Sensitivity Kernel for the Weighted Norm of the Frequency-Dependent Phase Correlation

Abstract

Full-3D waveform tomography (F3DT) is often formulated as an optimization problem, in which an objective function defined in terms of the misfit between observed and model-predicted (i.e., synthetic) waveforms is minimized by varying the earth structure model from which the synthetic waveforms are calculated. Because of the large dimension of the model space and the computational cost for solving the 3D seismic wave equation, it is often mandatory to use Newton-type local optimization algorithms; in which case, spurious local optima in the objective function can prevent the global convergence of the descent algorithm if the initial estimate of the structure model is not close enough to the global optimum. By appropriate design of the objective function, it is possible to enlarge the attraction domain of the global optimum so that Newton-type local optimization algorithms can achieve global convergence. In this article, an objective function based on a weighted L ₂ norm of the frequency-dependent phase correlation between observed and synthetic waveforms is proposed and studied, and its full-3D Fréchet kernel is constructed using the adjoint state method. The relation between the proposed objective function and the conventional frequency-dependent group-delay is analyzed and illustrated using numerical examples. The methodology has been successfully applied on a set of ambient-noise Green’s function observations collected in northern California to derive a full-3D crustal structure model.

Appendix A

The perturbation of the phase correlation, as defined in Eq. (1), can be expressed in terms of the perturbation of the synthetic waveform, as in Eq. (7). In this appendix, we provide a more detailed derivation of Eq. (7).
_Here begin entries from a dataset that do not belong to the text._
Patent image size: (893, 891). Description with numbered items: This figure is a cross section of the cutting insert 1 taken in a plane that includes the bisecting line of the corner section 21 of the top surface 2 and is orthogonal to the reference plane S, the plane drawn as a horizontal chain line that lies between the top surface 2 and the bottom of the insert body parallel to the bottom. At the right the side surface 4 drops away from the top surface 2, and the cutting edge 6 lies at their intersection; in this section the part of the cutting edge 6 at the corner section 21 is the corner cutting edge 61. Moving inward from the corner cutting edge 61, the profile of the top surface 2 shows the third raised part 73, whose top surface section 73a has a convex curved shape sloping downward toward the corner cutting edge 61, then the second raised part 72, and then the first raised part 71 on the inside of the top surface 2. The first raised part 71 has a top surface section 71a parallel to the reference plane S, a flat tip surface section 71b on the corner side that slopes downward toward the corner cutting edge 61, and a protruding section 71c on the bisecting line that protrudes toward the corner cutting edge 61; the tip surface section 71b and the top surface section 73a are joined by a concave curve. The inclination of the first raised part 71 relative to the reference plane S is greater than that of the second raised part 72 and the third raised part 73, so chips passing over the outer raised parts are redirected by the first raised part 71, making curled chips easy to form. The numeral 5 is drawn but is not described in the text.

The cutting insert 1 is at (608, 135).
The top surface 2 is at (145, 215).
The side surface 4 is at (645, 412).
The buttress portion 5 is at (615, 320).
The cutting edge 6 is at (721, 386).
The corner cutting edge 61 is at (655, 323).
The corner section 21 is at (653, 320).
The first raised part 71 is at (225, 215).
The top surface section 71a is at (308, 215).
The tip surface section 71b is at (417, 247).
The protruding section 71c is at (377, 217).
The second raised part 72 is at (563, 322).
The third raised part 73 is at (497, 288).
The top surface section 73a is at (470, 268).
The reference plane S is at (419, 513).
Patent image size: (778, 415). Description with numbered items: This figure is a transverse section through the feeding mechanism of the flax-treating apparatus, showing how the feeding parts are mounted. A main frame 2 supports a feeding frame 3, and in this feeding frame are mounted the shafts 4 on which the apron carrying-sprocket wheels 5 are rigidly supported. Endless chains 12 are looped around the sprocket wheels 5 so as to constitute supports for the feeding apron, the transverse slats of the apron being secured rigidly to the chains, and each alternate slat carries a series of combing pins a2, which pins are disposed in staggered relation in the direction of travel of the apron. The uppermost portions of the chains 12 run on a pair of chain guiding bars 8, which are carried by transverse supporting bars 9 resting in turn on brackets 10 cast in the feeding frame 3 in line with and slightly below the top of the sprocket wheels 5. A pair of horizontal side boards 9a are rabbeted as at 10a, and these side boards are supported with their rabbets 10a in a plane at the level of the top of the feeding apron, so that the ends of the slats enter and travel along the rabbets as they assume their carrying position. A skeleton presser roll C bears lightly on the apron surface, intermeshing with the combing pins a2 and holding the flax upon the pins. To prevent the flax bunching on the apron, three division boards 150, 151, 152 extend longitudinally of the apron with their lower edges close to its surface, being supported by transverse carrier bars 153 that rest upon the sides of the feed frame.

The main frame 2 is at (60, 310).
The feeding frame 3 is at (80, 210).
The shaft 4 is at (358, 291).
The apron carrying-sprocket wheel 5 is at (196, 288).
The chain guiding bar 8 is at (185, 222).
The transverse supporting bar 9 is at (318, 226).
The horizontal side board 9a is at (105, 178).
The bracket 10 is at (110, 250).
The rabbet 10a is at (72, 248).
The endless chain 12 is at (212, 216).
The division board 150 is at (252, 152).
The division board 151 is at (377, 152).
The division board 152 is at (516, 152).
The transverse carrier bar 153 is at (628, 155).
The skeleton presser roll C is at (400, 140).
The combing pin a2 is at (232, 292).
From Eq. (1), the perturbation of the phase correlation can be expressed as

$$ \begin{aligned} \delta \hat{C}(\omega ) & = \delta \left( {\frac{{\hat{\bar{u}}^{ * } (\omega )\hat{u}(\omega )}}{{|\hat{\bar{u}}^{*} (\omega )\hat{u}(\omega )|}}} \right) \\ & = \frac{{\hat{\bar{u}}^{ * } (\omega )}}{{|\hat{\bar{u}}^{*} (\omega )\hat{u}(\omega )|}}\delta \hat{u}(\omega ) + \hat{\bar{u}}^{ * } (\omega )\hat{u}(\omega )\delta \left\{ {\left[ {\hat{\bar{u}}^{*} (\omega )\hat{\bar{u}}(\omega )\hat{u}^{*} (\omega )\hat{u}(\omega )} \right]^{ - 1/2} } \right\}. \\ \end{aligned} $$

(36)

The second term on the right-hand-side can be expressed as,

$$ \begin{aligned} & \delta \left\{ {\left[ {\hat{\bar{u}}^{*} (\omega )\hat{\bar{u}}(\omega )\hat{u}^{*} (\omega )\hat{u}(\omega )} \right]^{ - 1/2} } \right\} \\ & \quad = - \frac{1}{2}\left[ {\hat{\bar{u}}^{*} (\omega )\hat{\bar{u}}(\omega )\hat{u}^{*} (\omega )\hat{u}(\omega )} \right]^{ - 3/2} \left[ {\hat{\bar{u}}^{*} (\omega )\hat{\bar{u}}(\omega )} \right]\delta \left[ {\hat{u}^{*} (\omega )\hat{u}(\omega )} \right] \\ & \quad = - \frac{1}{2}\left[ {\hat{\bar{u}}^{*} (\omega )\hat{\bar{u}}(\omega )} \right]^{ - 1/2} \left[ {\hat{u}^{*} (\omega )\hat{u}(\omega )} \right]^{ - 3/2} \left[ {\hat{u}^{*} (\omega )\delta \hat{u}(\omega ) + \hat{u}(\omega )\delta \hat{u}^{*} (\omega )} \right] \\ \end{aligned} . $$

(37)

Bring (37) into (36) and collect the terms containing \( \delta \hat{u}(\omega ) \) and the terms containing\( \delta \hat{u}^{*} (\omega ) \), respectively, we obtain Eq. (7).